Today Joyce of @vanfoodies, Diana of @foodologyca, and I were visiting Surrey to check out Dhaliwal Lounge.

And what we encountered was nothing we’d expect from this commercial plaza, with an over abundance of boxy lettered signs assaulting the eyes. It is definitely the polar opposite walking into the lounge space.

The hostess booth entrance is a spacious waiting area. The restaurant’s logo on the wall and the dual rows of wine flanking it on either sides reminded me that of a popular causal chain restaurant.

The following is what we ordered for our party of three, a little bit of everything as recommended by the owner, to get a true picture of the place.

But first drinks. These are some of the most original creations I have ever tried. The inclusion of Punjabi mixes and Indian spices really made this its own category. Not being familiar with majority of the ingredients listed in each, I went into this with an open mind; and to be honest, majority of them were not to my tastes. Thankfully the food was the complete opposite, but more on that below.

The Banarasi Paan is a mix of Tanquery Ten gin, fresh lime juice, gulkand syrup, and punjabi mix. It smelled like an an Indian grocery store with its mix of savoury seasonings and sandalwood from the incense section. As for the way it tasted, it was overwhelming with the rose water and rose petal garnish combination. And it felt like I was drinking out of a potpourri basket, especially when I caught a loose petal between my lips. In hindsight it tasted like paan, and therefore would be best suited as an end of meal beverage, to help wash the palate. A point I wish our server could have offered, knowing we were unfamiliar with the cuisine.

The Spicy Peyara Martini was probably the best of the lot with Patron Silver, guava juice, tabasco, and tajin. The cocktail starts guava forward, and ends spicy on the tongue. I felt it was missing some body, and a nice fizzy tonic or soda water would have done well to brighten up the glass. It was nice to have the tajin on the rim to help curb some of the heat, and offer the self-directed ability to spice up your glass. Whereas the yellow flower crowning the king cube did little to express the drink.

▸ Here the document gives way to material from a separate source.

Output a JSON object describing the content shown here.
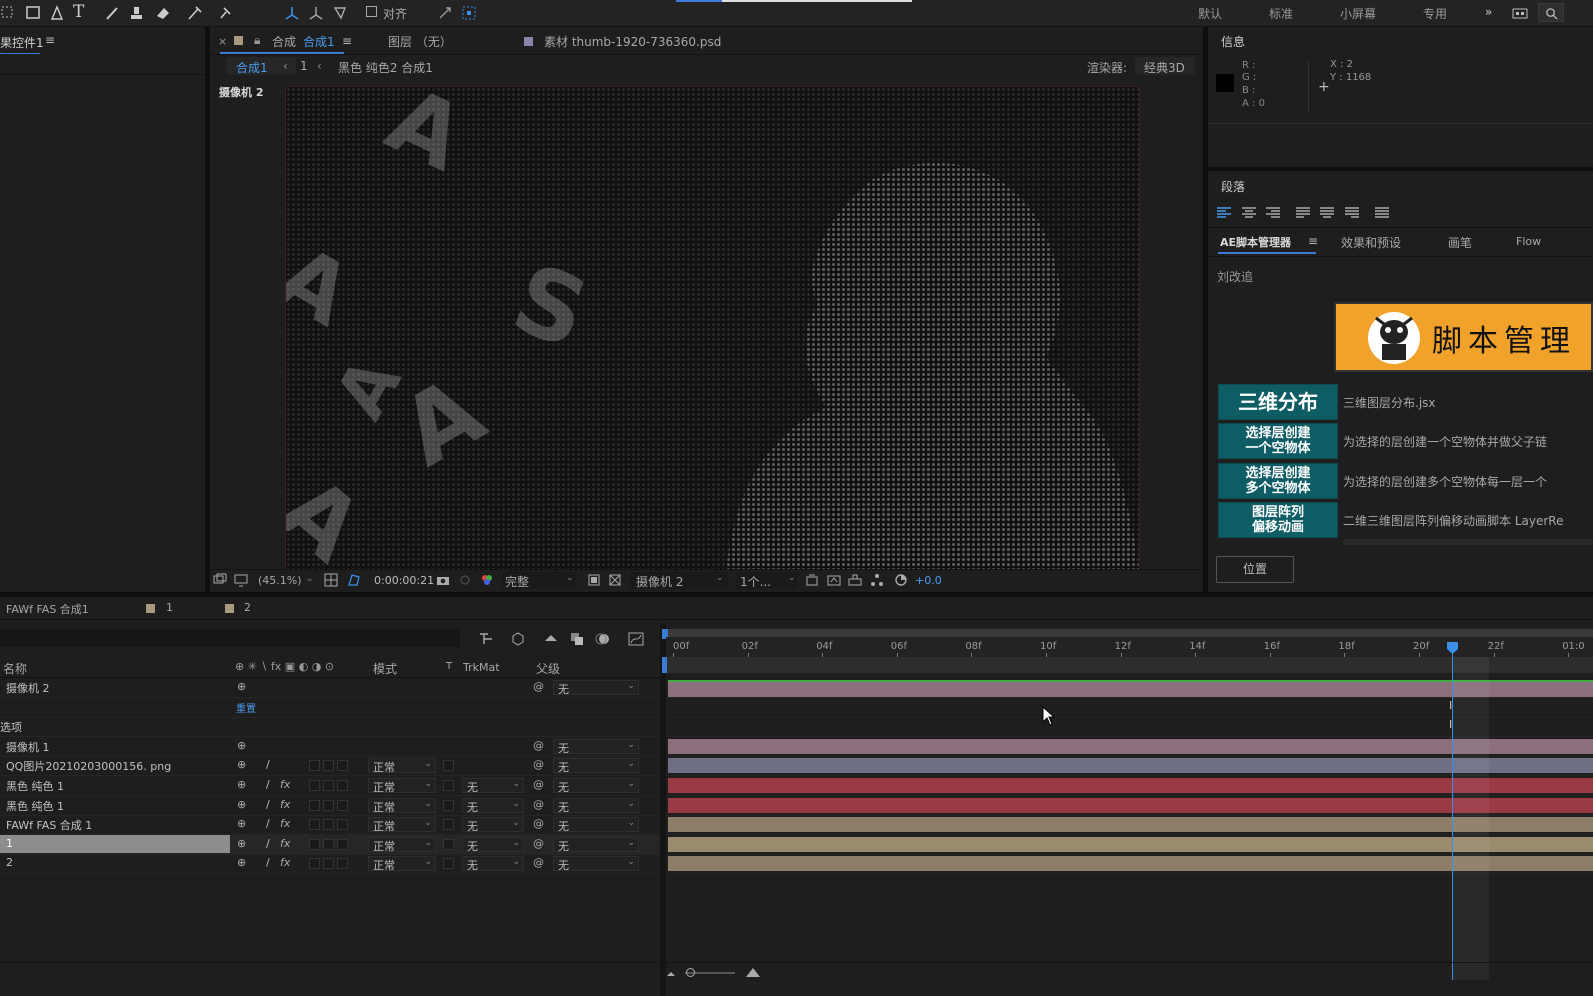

Sailors Blanca is Sailors Jerry spiced rum, Bacardi rum, pineapple juice, orange juice, lime juice, and a hint of roohafaza. This one too tasted flowery in fragrance, similar to what I would imagine sipping on perfume to be like. This is probably due to the roohafaza, which is a concentrated rose syrup. Not for me as I found it fruiter than the Paan cocktail, but it left me with a baby powder after taste, or something similar to deodorant that stays on the tongue. I am not even sure how they got this flavour and it is one I rather not revisit.

The Passion Fruit Smash is Alize Passion, Peach Schnapps, Triple Sec, white cranberry juice, orange juice, and lime. I did appreciate the interactive element of pouring liquid over the cotton candy and having it melt down into the drink. Although at the end of the day this was just melted sugar with the punch of liquor and came across as boozy cough syrup.

The Cloudy Martini was hard to swallow with its overwhelming artificial cherry flavour. Absolute Raspberry, St. Germaine, freshly squeezed lime juice, cotton candy, and Kool-Aid cherry mix. Not for me.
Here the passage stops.